We’ve seen how the invention of sound can be used for immersive mise-en-scene in Touch of Evil, but it’s also used to drive the plot of the film. For example: Tanya is often accompanied on-screen by her pianola’s music, her character’s theme entraps Quinlan in a drunken stupor in the third act. “Come on out, Hank, I’m tired”, Menzies has to trick Quinlan into stepping away from the music to get a recorded confession. And then as they’re walking and talking, the audience hears their voices from three different sources. First, from their own mouths, secondly from the tape recorder, and thirdly from the echo of the recorder that Vargas holds under the bridge. This effect adds realism and drama to the climax of the film, and the sound quickly becomes a source of conflict in the plot when Quinlan hears the echo. There’s no music in the buildup of this scene, just crickets and the layers of dialogue. Bang. Quinlan shot Menzies, and cue the music.

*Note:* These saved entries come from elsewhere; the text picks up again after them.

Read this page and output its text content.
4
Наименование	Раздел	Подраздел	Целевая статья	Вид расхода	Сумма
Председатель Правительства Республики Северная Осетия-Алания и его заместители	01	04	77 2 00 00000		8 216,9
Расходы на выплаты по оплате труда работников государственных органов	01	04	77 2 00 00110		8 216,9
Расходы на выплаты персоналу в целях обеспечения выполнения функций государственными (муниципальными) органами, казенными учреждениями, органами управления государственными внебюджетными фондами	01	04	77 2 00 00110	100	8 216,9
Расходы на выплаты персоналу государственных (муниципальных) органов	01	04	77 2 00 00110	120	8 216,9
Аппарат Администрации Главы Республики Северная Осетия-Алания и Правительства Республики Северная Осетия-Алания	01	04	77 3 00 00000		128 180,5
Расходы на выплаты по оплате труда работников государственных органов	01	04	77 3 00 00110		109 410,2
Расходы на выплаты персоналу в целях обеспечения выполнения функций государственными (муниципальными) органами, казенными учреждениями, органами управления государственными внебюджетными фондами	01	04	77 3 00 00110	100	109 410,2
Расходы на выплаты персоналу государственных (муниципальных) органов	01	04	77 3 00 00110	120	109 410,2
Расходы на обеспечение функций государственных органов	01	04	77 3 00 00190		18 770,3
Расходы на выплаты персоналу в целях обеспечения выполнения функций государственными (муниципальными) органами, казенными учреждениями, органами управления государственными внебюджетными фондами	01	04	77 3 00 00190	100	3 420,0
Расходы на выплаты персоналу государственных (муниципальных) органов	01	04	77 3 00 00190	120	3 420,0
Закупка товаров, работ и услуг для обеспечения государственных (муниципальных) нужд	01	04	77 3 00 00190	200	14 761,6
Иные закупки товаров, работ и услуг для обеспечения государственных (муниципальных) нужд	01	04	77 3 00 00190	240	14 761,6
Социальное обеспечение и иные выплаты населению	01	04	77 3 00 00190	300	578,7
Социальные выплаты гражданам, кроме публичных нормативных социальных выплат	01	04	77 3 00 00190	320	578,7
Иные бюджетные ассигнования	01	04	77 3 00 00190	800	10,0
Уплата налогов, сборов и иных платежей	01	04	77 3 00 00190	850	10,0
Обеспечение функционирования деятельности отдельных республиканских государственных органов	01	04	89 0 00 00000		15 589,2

Welles uses sound to create a more complete work of cinema. Meaning that more of our senses are entranced by the art. This use of – primarily diagetic – sound brings the imagined world closer to life, and the vehicle of that transformation more immersive. The addition of sound also adds another dimension to the narrative, bringing audio from the setting and dialogue from the characters to our waiting ears. How else can technology revolutionize film-making? Will we see the medium of film technologically advance to more immersive forms in our lifetimes? Perhaps those dome IMAX theaters will be put use for more than just short documentaries, or VR film-making will make a breakthrough, or smell-o-vision will be commonplace. Whatever cinematic innovations the future brings, film artists will need to be careful to use their new powers in the right ways, like Orson Welles did with the soundtrack in Touch of Evil.
Dirks, Tim. “Touch of Evil (1958).” Filmsite, AMC, www.filmsite.org/touc.html.
Eisenstein, Sergei, et al. “Statement on Sound.” 1928.
French, Lawrence. “Orson Welles' Memo on Touch of Evil.” Wellesnet, wellesnet.com/touch_memo1.htm.
Schmidlin, Rick. Touch of Evil. Universal Pictures Co., 1998.
Welles, Orson, director. Touch of Evil. Universal Pictures Co., 1958.